Aria

Aria

Wednesday, August 6, 2014

Snuggling Aria

I am so grateful that if I want to snuggle my son, I just go like this:
I LITERALLY just now grabbed my camera and took this selfie while tucking him in, to prove how easy it is.

If I want to "snuggle" Aria, I have to do this:

1.  Car Ride.  45-60 minutes each way depending on traffic.  Poor Bennett, most of his naps take place in the car these days:

2.  Lots of walking from the parking garage up to the 4th floor of Primary Children's.  We take the stairs because there is construction in the hospital and there's only one working elevator.

3.  Drop off any milk I have to the NICU milk freezer.  Everything has to be bagged and tagged appropriately or they are not allowed to use it.  (she sometimes can tolerate milk through her feeding tube, it's been about half and half so far)


4.  Pick up the phone outside the security doors to the NICU and wait for security to identify us and buzz us through.
Not the phone on the left.  The one on the right.

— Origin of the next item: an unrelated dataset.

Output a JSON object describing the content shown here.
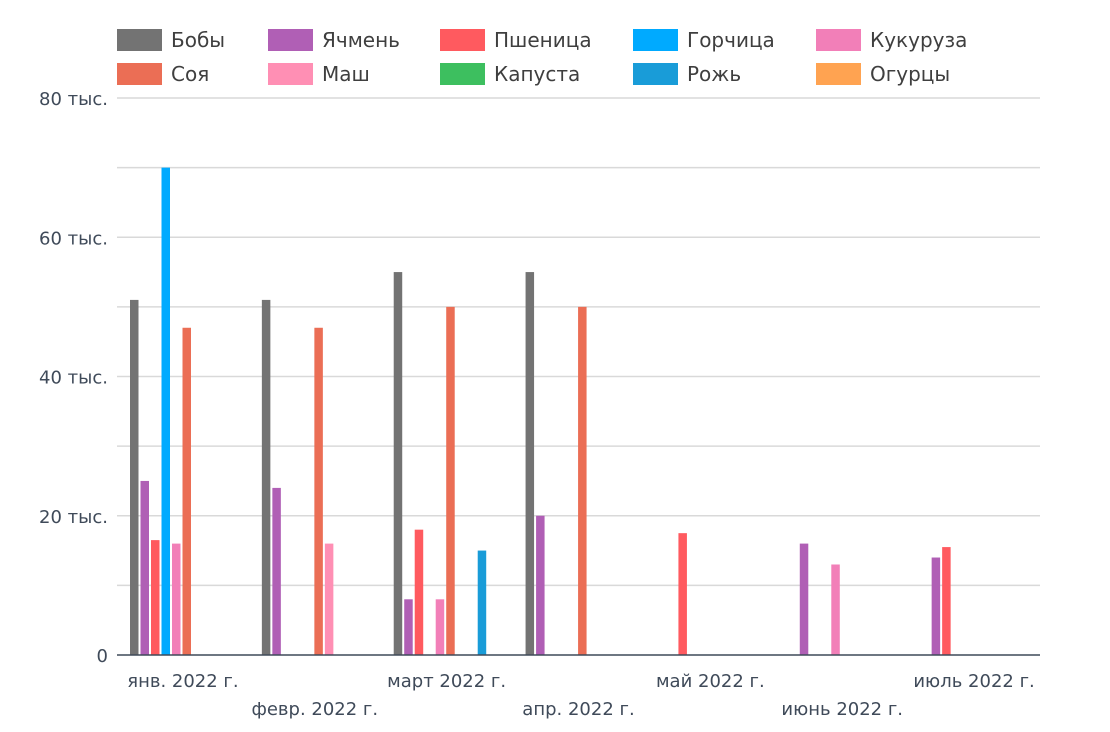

5.  Put our things in a locker and scrub in.  If we leave her for any reason we have to re-scrub before coming back.
Even Bennett has it down.  Look at him scrubbing both sides of his wrist!

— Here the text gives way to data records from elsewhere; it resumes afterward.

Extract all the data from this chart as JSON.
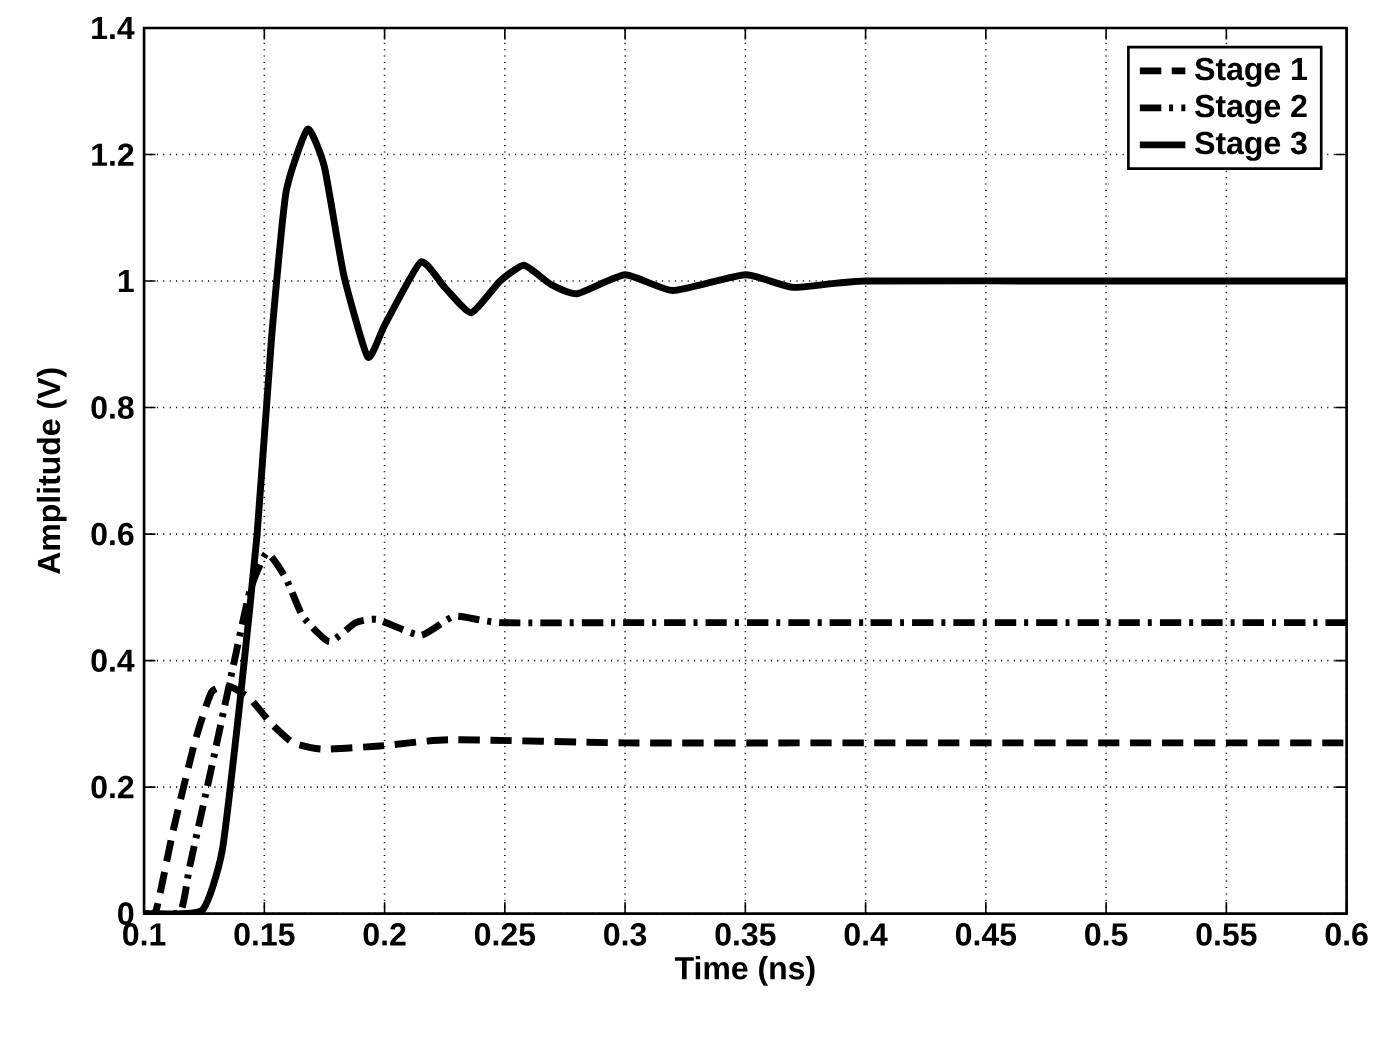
{
  "chart_data": {
    "type": "line",
    "xlabel": "Time (ns)",
    "ylabel": "Amplitude (V)",
    "xlim": [
      0.1,
      0.6
    ],
    "ylim": [
      0,
      1.4
    ],
    "xticks": [
      0.1,
      0.15,
      0.2,
      0.25,
      0.3,
      0.35,
      0.4,
      0.45,
      0.5,
      0.55,
      0.6
    ],
    "yticks": [
      0,
      0.2,
      0.4,
      0.6,
      0.8,
      1,
      1.2,
      1.4
    ],
    "grid": true,
    "legend": "top right",
    "series": [
      {
        "name": "Stage 1",
        "color": "#000000",
        "line_style": "dashed",
        "x": [
          0.1,
          0.105,
          0.112,
          0.121,
          0.128,
          0.135,
          0.144,
          0.153,
          0.162,
          0.174,
          0.198,
          0.227,
          0.3,
          0.4,
          0.5,
          0.6
        ],
        "values": [
          0,
          0.005,
          0.13,
          0.27,
          0.35,
          0.36,
          0.34,
          0.3,
          0.27,
          0.26,
          0.265,
          0.275,
          0.27,
          0.27,
          0.27,
          0.27
        ]
      },
      {
        "name": "Stage 2",
        "color": "#000000",
        "line_style": "dashdot",
        "x": [
          0.1,
          0.115,
          0.119,
          0.128,
          0.137,
          0.144,
          0.151,
          0.159,
          0.166,
          0.177,
          0.188,
          0.197,
          0.215,
          0.229,
          0.248,
          0.3,
          0.4,
          0.5,
          0.6
        ],
        "values": [
          0,
          0.003,
          0.075,
          0.23,
          0.39,
          0.51,
          0.57,
          0.53,
          0.47,
          0.43,
          0.46,
          0.465,
          0.44,
          0.47,
          0.46,
          0.46,
          0.46,
          0.46,
          0.46
        ]
      },
      {
        "name": "Stage 3",
        "color": "#000000",
        "line_style": "solid",
        "x": [
          0.1,
          0.124,
          0.1325,
          0.14,
          0.147,
          0.153,
          0.159,
          0.168,
          0.175,
          0.183,
          0.193,
          0.2,
          0.215,
          0.225,
          0.236,
          0.248,
          0.258,
          0.269,
          0.28,
          0.3,
          0.32,
          0.35,
          0.37,
          0.4,
          0.5,
          0.6
        ],
        "values": [
          0,
          0.005,
          0.1,
          0.34,
          0.6,
          0.91,
          1.14,
          1.24,
          1.18,
          1.01,
          0.88,
          0.93,
          1.03,
          0.99,
          0.95,
          1.0,
          1.025,
          0.995,
          0.98,
          1.01,
          0.985,
          1.01,
          0.99,
          1.0,
          1.0,
          1.0
        ]
      }
    ]
  }
}
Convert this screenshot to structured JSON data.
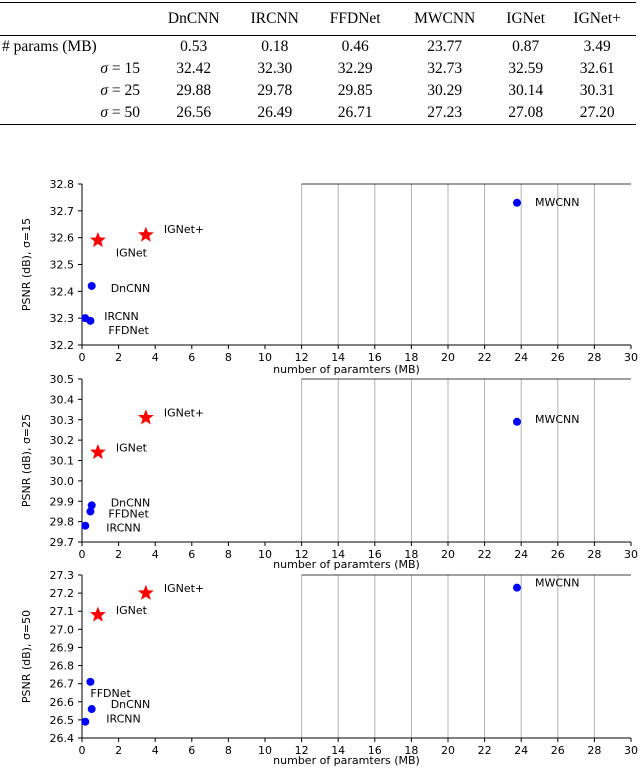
{
  "table": {
    "columns": [
      "",
      "DnCNN",
      "IRCNN",
      "FFDNet",
      "MWCNN",
      "IGNet",
      "IGNet+"
    ],
    "rows": [
      {
        "label": "# params (MB)",
        "sigma": "",
        "values": [
          "0.53",
          "0.18",
          "0.46",
          "23.77",
          "0.87",
          "3.49"
        ]
      },
      {
        "label": "σ",
        "sigma": " = 15",
        "values": [
          "32.42",
          "32.30",
          "32.29",
          "32.73",
          "32.59",
          "32.61"
        ]
      },
      {
        "label": "σ",
        "sigma": " = 25",
        "values": [
          "29.88",
          "29.78",
          "29.85",
          "30.29",
          "30.14",
          "30.31"
        ]
      },
      {
        "label": "σ",
        "sigma": " = 50",
        "values": [
          "26.56",
          "26.49",
          "26.71",
          "27.23",
          "27.08",
          "27.20"
        ]
      }
    ]
  },
  "colors": {
    "circle": "#0000ff",
    "star": "#ff0000",
    "grid": "#b0b0b0"
  },
  "chart_data": [
    {
      "type": "scatter",
      "xlabel": "number of paramters (MB)",
      "ylabel": "PSNR (dB), σ=15",
      "xlim": [
        0,
        30
      ],
      "ylim": [
        32.2,
        32.8
      ],
      "xticks": [
        0,
        2,
        4,
        6,
        8,
        10,
        12,
        14,
        16,
        18,
        20,
        22,
        24,
        26,
        28,
        30
      ],
      "yticks": [
        32.2,
        32.3,
        32.4,
        32.5,
        32.6,
        32.7,
        32.8
      ],
      "grid": "vertical, x >= 12",
      "points": [
        {
          "name": "DnCNN",
          "x": 0.53,
          "y": 32.42,
          "marker": "circle"
        },
        {
          "name": "IRCNN",
          "x": 0.18,
          "y": 32.3,
          "marker": "circle"
        },
        {
          "name": "FFDNet",
          "x": 0.46,
          "y": 32.29,
          "marker": "circle"
        },
        {
          "name": "MWCNN",
          "x": 23.77,
          "y": 32.73,
          "marker": "circle"
        },
        {
          "name": "IGNet",
          "x": 0.87,
          "y": 32.59,
          "marker": "star"
        },
        {
          "name": "IGNet+",
          "x": 3.49,
          "y": 32.61,
          "marker": "star"
        }
      ]
    },
    {
      "type": "scatter",
      "xlabel": "number of paramters (MB)",
      "ylabel": "PSNR (dB), σ=25",
      "xlim": [
        0,
        30
      ],
      "ylim": [
        29.7,
        30.5
      ],
      "xticks": [
        0,
        2,
        4,
        6,
        8,
        10,
        12,
        14,
        16,
        18,
        20,
        22,
        24,
        26,
        28,
        30
      ],
      "yticks": [
        29.7,
        29.8,
        29.9,
        30.0,
        30.1,
        30.2,
        30.3,
        30.4,
        30.5
      ],
      "grid": "vertical, x >= 12",
      "points": [
        {
          "name": "DnCNN",
          "x": 0.53,
          "y": 29.88,
          "marker": "circle"
        },
        {
          "name": "IRCNN",
          "x": 0.18,
          "y": 29.78,
          "marker": "circle"
        },
        {
          "name": "FFDNet",
          "x": 0.46,
          "y": 29.85,
          "marker": "circle"
        },
        {
          "name": "MWCNN",
          "x": 23.77,
          "y": 30.29,
          "marker": "circle"
        },
        {
          "name": "IGNet",
          "x": 0.87,
          "y": 30.14,
          "marker": "star"
        },
        {
          "name": "IGNet+",
          "x": 3.49,
          "y": 30.31,
          "marker": "star"
        }
      ]
    },
    {
      "type": "scatter",
      "xlabel": "number of paramters (MB)",
      "ylabel": "PSNR (dB), σ=50",
      "xlim": [
        0,
        30
      ],
      "ylim": [
        26.4,
        27.3
      ],
      "xticks": [
        0,
        2,
        4,
        6,
        8,
        10,
        12,
        14,
        16,
        18,
        20,
        22,
        24,
        26,
        28,
        30
      ],
      "yticks": [
        26.4,
        26.5,
        26.6,
        26.7,
        26.8,
        26.9,
        27.0,
        27.1,
        27.2,
        27.3
      ],
      "grid": "vertical, x >= 12",
      "points": [
        {
          "name": "DnCNN",
          "x": 0.53,
          "y": 26.56,
          "marker": "circle"
        },
        {
          "name": "IRCNN",
          "x": 0.18,
          "y": 26.49,
          "marker": "circle"
        },
        {
          "name": "FFDNet",
          "x": 0.46,
          "y": 26.71,
          "marker": "circle"
        },
        {
          "name": "MWCNN",
          "x": 23.77,
          "y": 27.23,
          "marker": "circle"
        },
        {
          "name": "IGNet",
          "x": 0.87,
          "y": 27.08,
          "marker": "star"
        },
        {
          "name": "IGNet+",
          "x": 3.49,
          "y": 27.2,
          "marker": "star"
        }
      ]
    }
  ]
}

6.  Hope against hope that she is stable enough today that we are allowed to touch her.  Sometimes even just touching her causes too much stimulation and makes her blood pressure go crazy.  Every once in a while, if we're incredibly blessed and we have at least an hour of solid time to be with her (instead of being constantly interrupted by doctors) then she is doing so well that today we can hold her!!!  In that case, we stand there feeling helpless for 20 minutes while a team of 3 nurses/respiratory therapists figure out how to move around all her machinery so that all of her wires will stretch far enough.  The alarms on everything are constantly firing off during this process which usually makes me cry.
She was getting an EEG this day. . .hence the skull cap and the extra 100 wires!

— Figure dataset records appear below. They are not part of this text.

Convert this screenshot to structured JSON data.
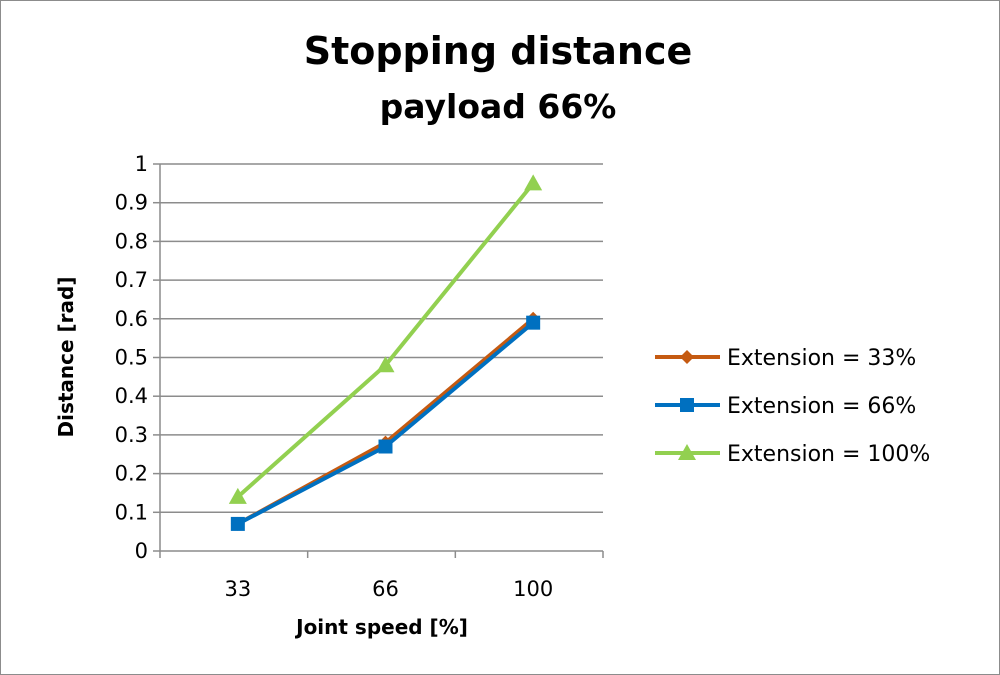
{
  "chart_data": {
    "type": "line",
    "title": "Stopping distance",
    "subtitle": "payload 66%",
    "xlabel": "Joint speed [%]",
    "ylabel": "Distance [rad]",
    "categories": [
      "33",
      "66",
      "100"
    ],
    "ylim": [
      0,
      1
    ],
    "yticks": [
      "0",
      "0.1",
      "0.2",
      "0.3",
      "0.4",
      "0.5",
      "0.6",
      "0.7",
      "0.8",
      "0.9",
      "1"
    ],
    "grid": true,
    "legend_position": "right",
    "series": [
      {
        "name": "Extension = 33%",
        "values": [
          0.07,
          0.28,
          0.6
        ],
        "color": "#c55a11",
        "marker": "diamond"
      },
      {
        "name": "Extension = 66%",
        "values": [
          0.07,
          0.27,
          0.59
        ],
        "color": "#0070c0",
        "marker": "square"
      },
      {
        "name": "Extension = 100%",
        "values": [
          0.14,
          0.48,
          0.95
        ],
        "color": "#92d050",
        "marker": "triangle"
      }
    ]
  }
}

7.  Another 10 minutes of them adjusting all her tubes and ventilator once she's on our lap.  Then we basically stay still the whole time we're holding her, although every time her alarms go off the nurse comes over and adjust her setup some more.  Then reverse the whole process when we put her back.

BUT.

It is totally worth it.

1 comment:

  1. What a beautiful picture of you and your daughter. I was reading this and thinking that I had no idea of what an ordeal it was for you to just visit her! Wow. I am glad that you have those moments when you can hold her though. Those memories will be with you forever.